LifeSiteNews asked for an update on Kinnett’s status and what he was being investigated for, if anything.

IPS officials placed him on leave after Kinnett posted a video explaining how the district teaches critical race theory.

“I see exactly what we’re teaching our students,” Kinnett said in his November 4 video. “When we tell you that schools aren’t teaching critical race theory, that it’s nowhere in our standards, that’s misdirection.”

“We do have critical race theory in how we teach,” Kinnett said. He said that teachers tell students that “white men” are responsible for all problems. He said students are told to treat students differently based on color and to teach that capitalism is a “tool of white supremacy.”

CRT is used in IPS’ curriculum for “math, history, science, English, the arts and it’s not slowing down,” the teacher said.

“When schools tell you that we aren’t teaching critical race theory, it means one thing: Go away and look into our affairs no further,” Kinnett said. “We call it anti-racism so you feel bad if you disagree with our segregationist pedagogy.”

“We’re lying,” Kinnett said when schools deny that CRT is not taught. “Keep looking.”
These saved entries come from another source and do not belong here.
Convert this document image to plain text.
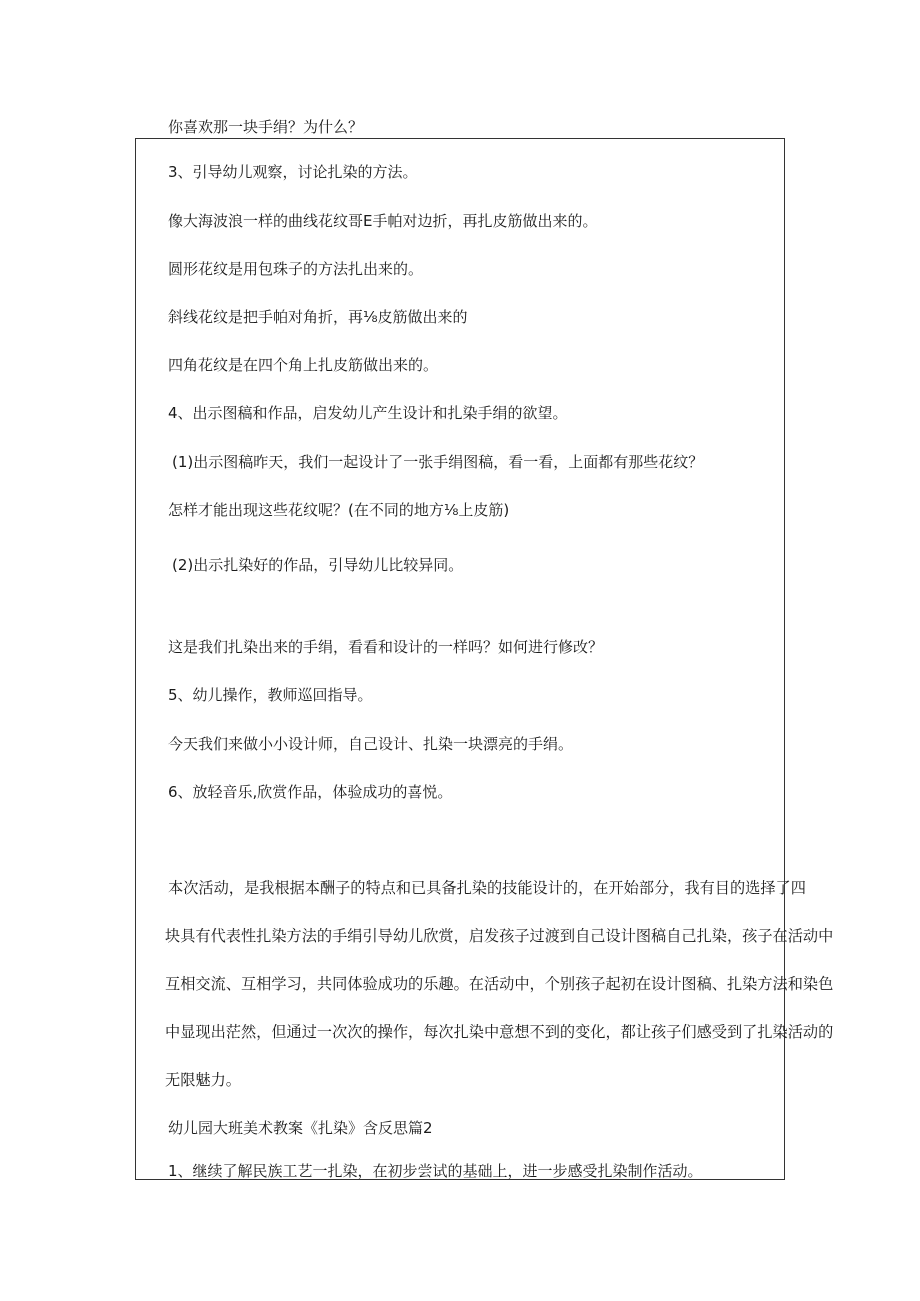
你喜欢那一块手绢？为什么？
3、引导幼儿观察，讨论扎染的方法。
像大海波浪一样的曲线花纹哥E手帕对边折，再扎皮筋做出来的。
圆形花纹是用包珠子的方法扎出来的。
斜线花纹是把手帕对角折，再⅛皮筋做出来的
四角花纹是在四个角上扎皮筋做出来的。
4、出示图稿和作品，启发幼儿产生设计和扎染手绢的欲望。
(1)出示图稿昨天，我们一起设计了一张手绢图稿，看一看，上面都有那些花纹？
怎样才能出现这些花纹呢？(在不同的地方⅛上皮筋)
(2)出示扎染好的作品，引导幼儿比较异同。
这是我们扎染出来的手绢，看看和设计的一样吗？如何进行修改？
5、幼儿操作，教师巡回指导。
今天我们来做小小设计师，自己设计、扎染一块漂亮的手绢。
6、放轻音乐,欣赏作品，体验成功的喜悦。
本次活动，是我根据本酬子的特点和已具备扎染的技能设计的，在开始部分，我有目的选择了四
块具有代表性扎染方法的手绢引导幼儿欣赏，启发孩子过渡到自己设计图稿自己扎染，孩子在活动中
互相交流、互相学习，共同体验成功的乐趣。在活动中，个别孩子起初在设计图稿、扎染方法和染色
中显现出茫然，但通过一次次的操作，每次扎染中意想不到的变化，都让孩子们感受到了扎染活动的
无限魅力。
幼儿园大班美术教案《扎染》含反思篇2
1、继续了解民族工艺一扎染，在初步尝试的基础上，进一步感受扎染制作活动。
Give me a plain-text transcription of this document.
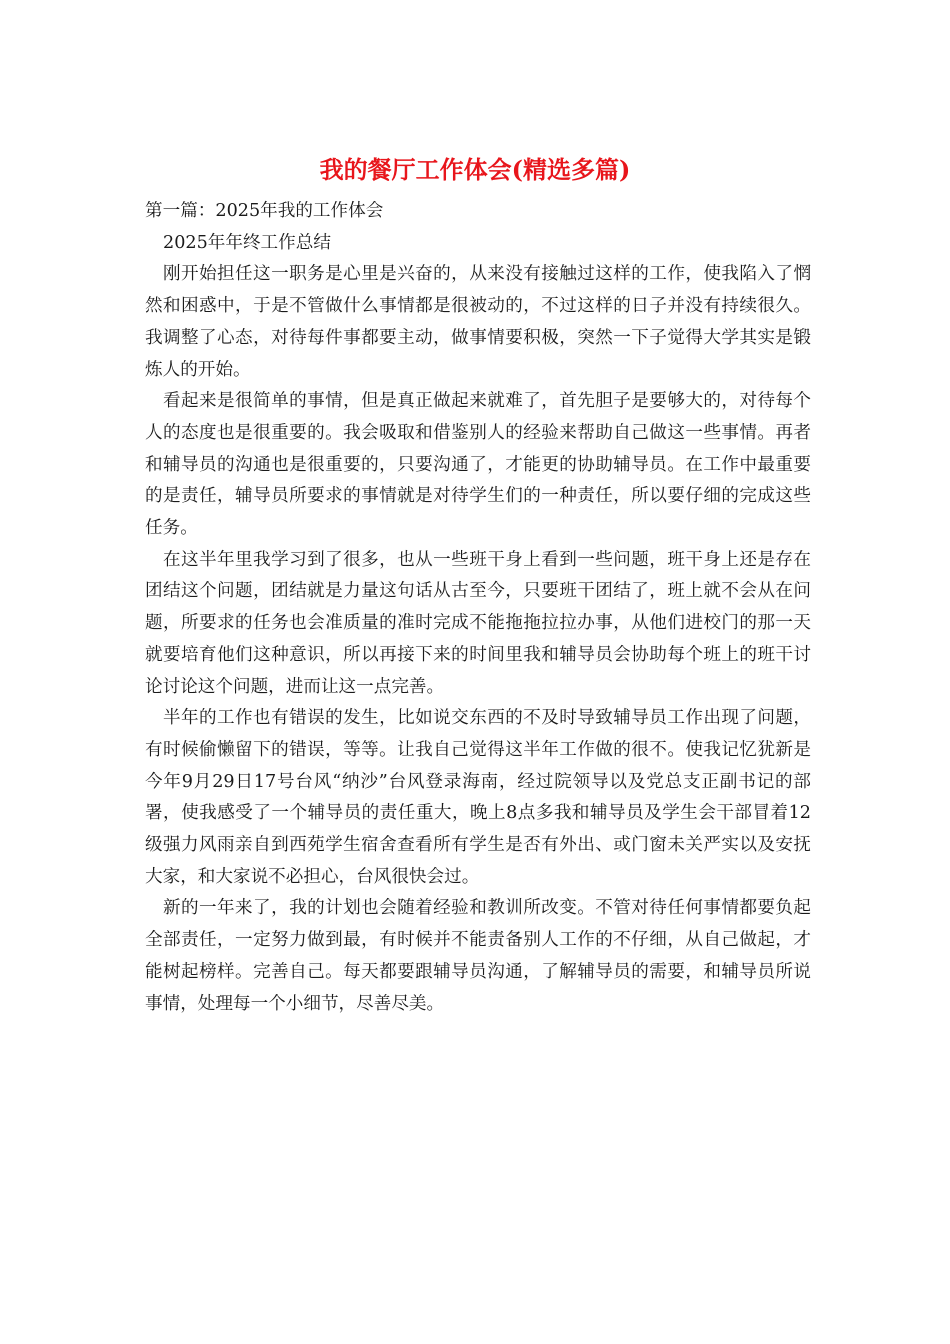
我的餐厅工作体会(精选多篇)

第一篇：2025年我的工作体会

2025年年终工作总结

刚开始担任这一职务是心里是兴奋的，从来没有接触过这样的工作，使我陷入了惘然和困惑中，于是不管做什么事情都是很被动的，不过这样的日子并没有持续很久。我调整了心态，对待每件事都要主动，做事情要积极，突然一下子觉得大学其实是锻炼人的开始。

看起来是很简单的事情，但是真正做起来就难了，首先胆子是要够大的，对待每个人的态度也是很重要的。我会吸取和借鉴别人的经验来帮助自己做这一些事情。再者和辅导员的沟通也是很重要的，只要沟通了，才能更的协助辅导员。在工作中最重要的是责任，辅导员所要求的事情就是对待学生们的一种责任，所以要仔细的完成这些任务。

在这半年里我学习到了很多，也从一些班干身上看到一些问题，班干身上还是存在团结这个问题，团结就是力量这句话从古至今，只要班干团结了，班上就不会从在问题，所要求的任务也会准质量的准时完成不能拖拖拉拉办事，从他们进校门的那一天就要培育他们这种意识，所以再接下来的时间里我和辅导员会协助每个班上的班干讨论讨论这个问题，进而让这一点完善。

半年的工作也有错误的发生，比如说交东西的不及时导致辅导员工作出现了问题，有时候偷懒留下的错误，等等。让我自己觉得这半年工作做的很不。使我记忆犹新是今年9月29日17号台风“纳沙”台风登录海南，经过院领导以及党总支正副书记的部署，使我感受了一个辅导员的责任重大，晚上8点多我和辅导员及学生会干部冒着12级强力风雨亲自到西苑学生宿舍查看所有学生是否有外出、或门窗未关严实以及安抚大家，和大家说不必担心，台风很快会过。

新的一年来了，我的计划也会随着经验和教训所改变。不管对待任何事情都要负起全部责任，一定努力做到最，有时候并不能责备别人工作的不仔细，从自己做起，才能树起榜样。完善自己。每天都要跟辅导员沟通，了解辅导员的需要，和辅导员所说事情，处理每一个小细节，尽善尽美。
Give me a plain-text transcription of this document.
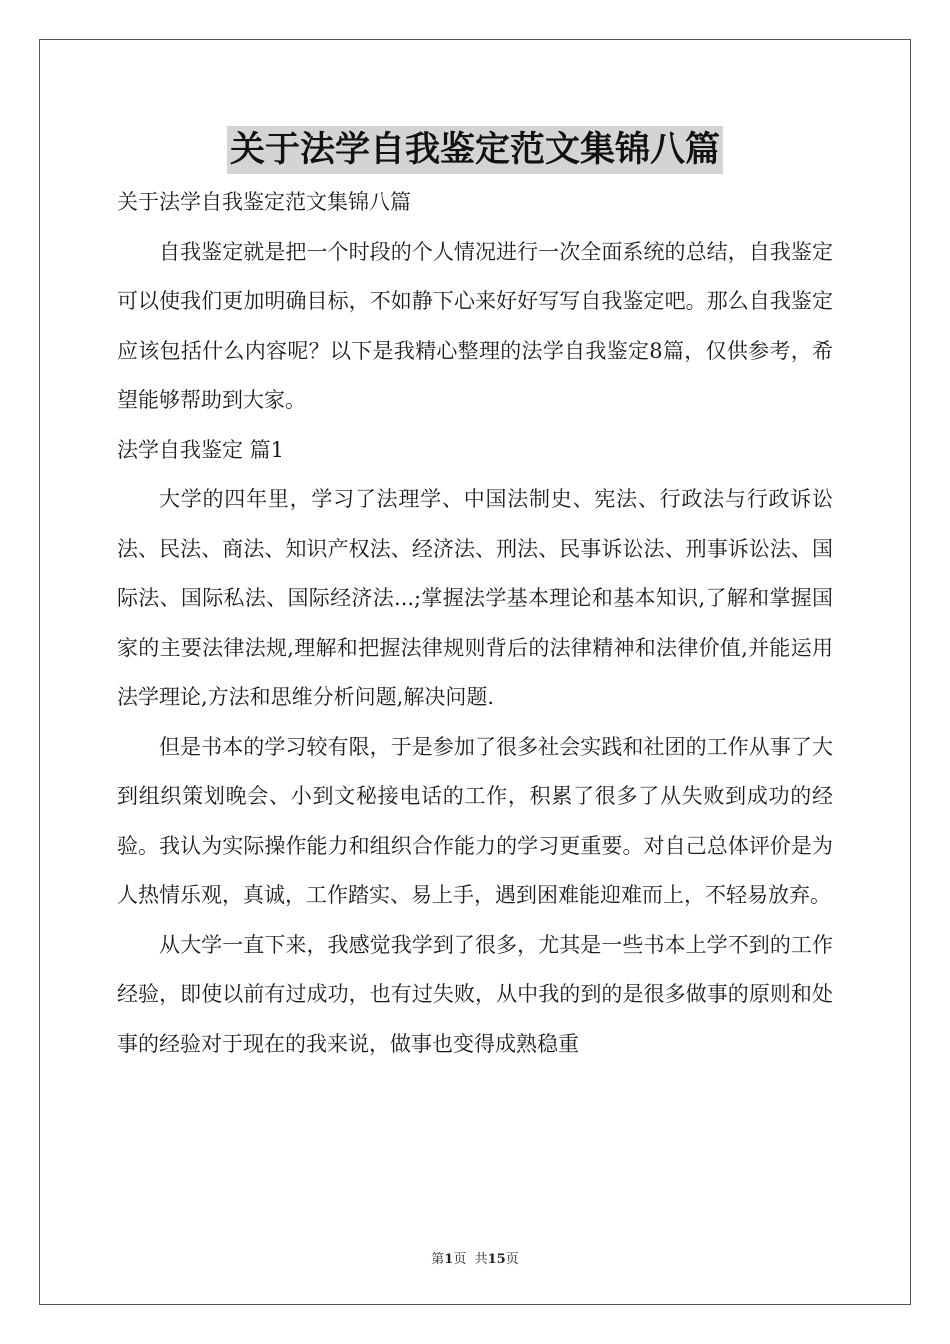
关于法学自我鉴定范文集锦八篇

关于法学自我鉴定范文集锦八篇

自我鉴定就是把一个时段的个人情况进行一次全面系统的总结，自我鉴定可以使我们更加明确目标，不如静下心来好好写写自我鉴定吧。那么自我鉴定应该包括什么内容呢？以下是我精心整理的法学自我鉴定8篇，仅供参考，希望能够帮助到大家。

法学自我鉴定 篇1

大学的四年里，学习了法理学、中国法制史、宪法、行政法与行政诉讼法、民法、商法、知识产权法、经济法、刑法、民事诉讼法、刑事诉讼法、国际法、国际私法、国际经济法...;掌握法学基本理论和基本知识,了解和掌握国家的主要法律法规,理解和把握法律规则背后的法律精神和法律价值,并能运用法学理论,方法和思维分析问题,解决问题.

但是书本的学习较有限，于是参加了很多社会实践和社团的工作从事了大到组织策划晚会、小到文秘接电话的工作，积累了很多了从失败到成功的经验。我认为实际操作能力和组织合作能力的学习更重要。对自己总体评价是为人热情乐观，真诚，工作踏实、易上手，遇到困难能迎难而上，不轻易放弃。

从大学一直下来，我感觉我学到了很多，尤其是一些书本上学不到的工作经验，即使以前有过成功，也有过失败，从中我的到的是很多做事的原则和处事的经验对于现在的我来说，做事也变得成熟稳重

第1页  共15页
CRT became a central issue in the 2021 Virginia governor’s race and helped moderate Republican Glenn Youngkin win. His opponent, Terry McAuliffe, had said he did not want parents involved in what schools taught.

“I believe parents should be in charge of their kids’ education,” Youngkin said during a September debate.

“I’m not going to let parents come into schools and actually take books out and make their own decisions,” the Democrat candidate said. “I don’t think parents should be telling schools what they should teach.”

Editor’s note: The IPS on December 6 emailed LifeSite the following statement from Marc Ransford, a spokesperson.

As a district policy, IPS does not discuss personnel matters. To be clear, the district continues to be focused on and committed to our organizational value and priority of racial equity. We are the largest school district in the state of Indiana, and we have the distinct pleasure of educating the largest number of students of color in our state. We strive to ensure our curriculum is culturally relevant and that our classrooms are safe spaces to engage in thoughtful, productive and age-appropriate conversations that acknowledge and value the lived experiences of our students, and the issues that affect the world in which we live. We remain committed to our focus on racial equity and the ultimate goal of ensuring that student outcomes cannot be predicted by race.